Parece, enfim, ter agido muito bem o sr. Juca Ferreira ao iniciar seu mandato, com a nomeação John Neschling para gerir a parte artística do Teatro Municipal de São Paulo. A se fazerem as coisas consoante a batuta altamente competente do regente, talvez sobre boa música até mesmo para a sofrida população da periferia. Por outra: não é de se duvidar que a grande música vá para além da Sala São Paulo. Mas se o prefeito Haddad e seus secretários pensarem ser de exclusiva competência da prefeitura minorar consideravelmente os sofrimentos da sua população com saudáveis e inadiáveis providências na área da saúde, do transporte e da educação, sem mexerem na sistemática cultural de auto-destruição da cidade – repetirão os erros de sempre.
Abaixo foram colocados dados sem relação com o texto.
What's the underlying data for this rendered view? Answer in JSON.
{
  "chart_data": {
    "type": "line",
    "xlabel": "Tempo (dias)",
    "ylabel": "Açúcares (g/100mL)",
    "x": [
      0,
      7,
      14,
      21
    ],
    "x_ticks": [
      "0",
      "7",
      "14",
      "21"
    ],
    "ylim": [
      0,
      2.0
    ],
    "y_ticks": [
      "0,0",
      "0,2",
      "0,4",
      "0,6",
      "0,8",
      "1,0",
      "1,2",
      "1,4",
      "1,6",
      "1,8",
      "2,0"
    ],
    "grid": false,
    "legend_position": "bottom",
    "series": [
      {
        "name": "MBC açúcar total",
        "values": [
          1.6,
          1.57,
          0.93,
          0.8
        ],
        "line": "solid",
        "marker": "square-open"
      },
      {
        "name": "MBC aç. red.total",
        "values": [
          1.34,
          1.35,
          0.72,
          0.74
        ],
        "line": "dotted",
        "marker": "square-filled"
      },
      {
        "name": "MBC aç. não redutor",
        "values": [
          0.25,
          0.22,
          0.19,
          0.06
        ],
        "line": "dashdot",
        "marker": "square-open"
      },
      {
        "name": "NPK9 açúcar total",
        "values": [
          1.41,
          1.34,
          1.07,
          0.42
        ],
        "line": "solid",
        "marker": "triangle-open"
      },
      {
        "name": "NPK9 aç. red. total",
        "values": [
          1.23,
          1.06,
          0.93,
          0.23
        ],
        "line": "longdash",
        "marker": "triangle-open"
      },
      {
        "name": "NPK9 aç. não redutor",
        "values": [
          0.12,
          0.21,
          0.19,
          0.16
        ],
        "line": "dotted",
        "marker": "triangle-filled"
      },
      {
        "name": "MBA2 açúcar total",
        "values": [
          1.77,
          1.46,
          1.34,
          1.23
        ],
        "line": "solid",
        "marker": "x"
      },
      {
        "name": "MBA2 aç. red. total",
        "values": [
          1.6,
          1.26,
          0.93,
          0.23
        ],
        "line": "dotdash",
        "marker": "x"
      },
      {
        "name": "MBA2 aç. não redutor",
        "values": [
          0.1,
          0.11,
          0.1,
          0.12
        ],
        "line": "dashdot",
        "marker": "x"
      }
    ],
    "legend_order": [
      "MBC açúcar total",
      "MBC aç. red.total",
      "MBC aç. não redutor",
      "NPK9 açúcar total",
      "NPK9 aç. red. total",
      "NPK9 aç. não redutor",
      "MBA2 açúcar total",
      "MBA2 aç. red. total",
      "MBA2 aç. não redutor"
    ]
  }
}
Parece exemplar, para essa cultura da feiúra, a propósito, que São Paulo acenda velas para dois de seus mais execráveis prefeitos – Prestes Maia e Faria Lima. O primeiro preferiu rasgar avenidas, para o transporte individual, em vez de começar, já em seu tempo, a construir o metrô (como se fez em Buenos Aires). O segundo, sem maiores preocupações em canalizar o Tietê e o Pinheiros ( o que implicaria a proteção de suas águas), construiu marginais como avenidas perimetrais da cidade. Ambos, afinal, foram exemplarmente castigados em sua memória pelo futuro; São Paulo é uma das cidades mais poluídas do mundo graças prncipalmente a Prestes Maia. E os rios paulistanos, ao contrário dos áulicos da ditadura que premiaram Faria Lima com o nome de uma de suas mais importantes avenidas, anualmente demonstram que o ex-prefeito estava totalmente errado ao fazer as marginais da forma com que foram construídas: os caudais, sem darem a menor bola ao prestígio do brigadeiro da avenida, inundam constantemente as pistas construídas durante a ditadura militar. E envergonham os paulistanos ao exibirem suas águas podres, à saída do aeroporto de Guarulhos. São ambos os prefeitos, à esquerda e à direita, saudados como autênticos promotores do progresso.

Não parece ter sido à toa, diga-se em tempo, que Prestes Maia tenha corrido Mário de Andrade da prefeitura. Tratava-se de se livrar de um intelectual, um homem de idéias, nada preocupado com negócios; e isso sempre esteve em segundo lugar no governo da cidade. Expulsá-lo do Departamento de Cultura era tudo o que se esperava de um dos mentores do tal empreendendorismo, como meta exclusiva da governança da paulicéia.

Há esperanças? Sem dúvida e o secretário de Cultura não parece ter começado mal. Mas há uma cultura de autodestruição em São Paulo. Ou a cidade mexe nisso daqui por diante – ou será o Deus nos acuda de sempre.

*Enio Squeff é artista plástico e jornalista.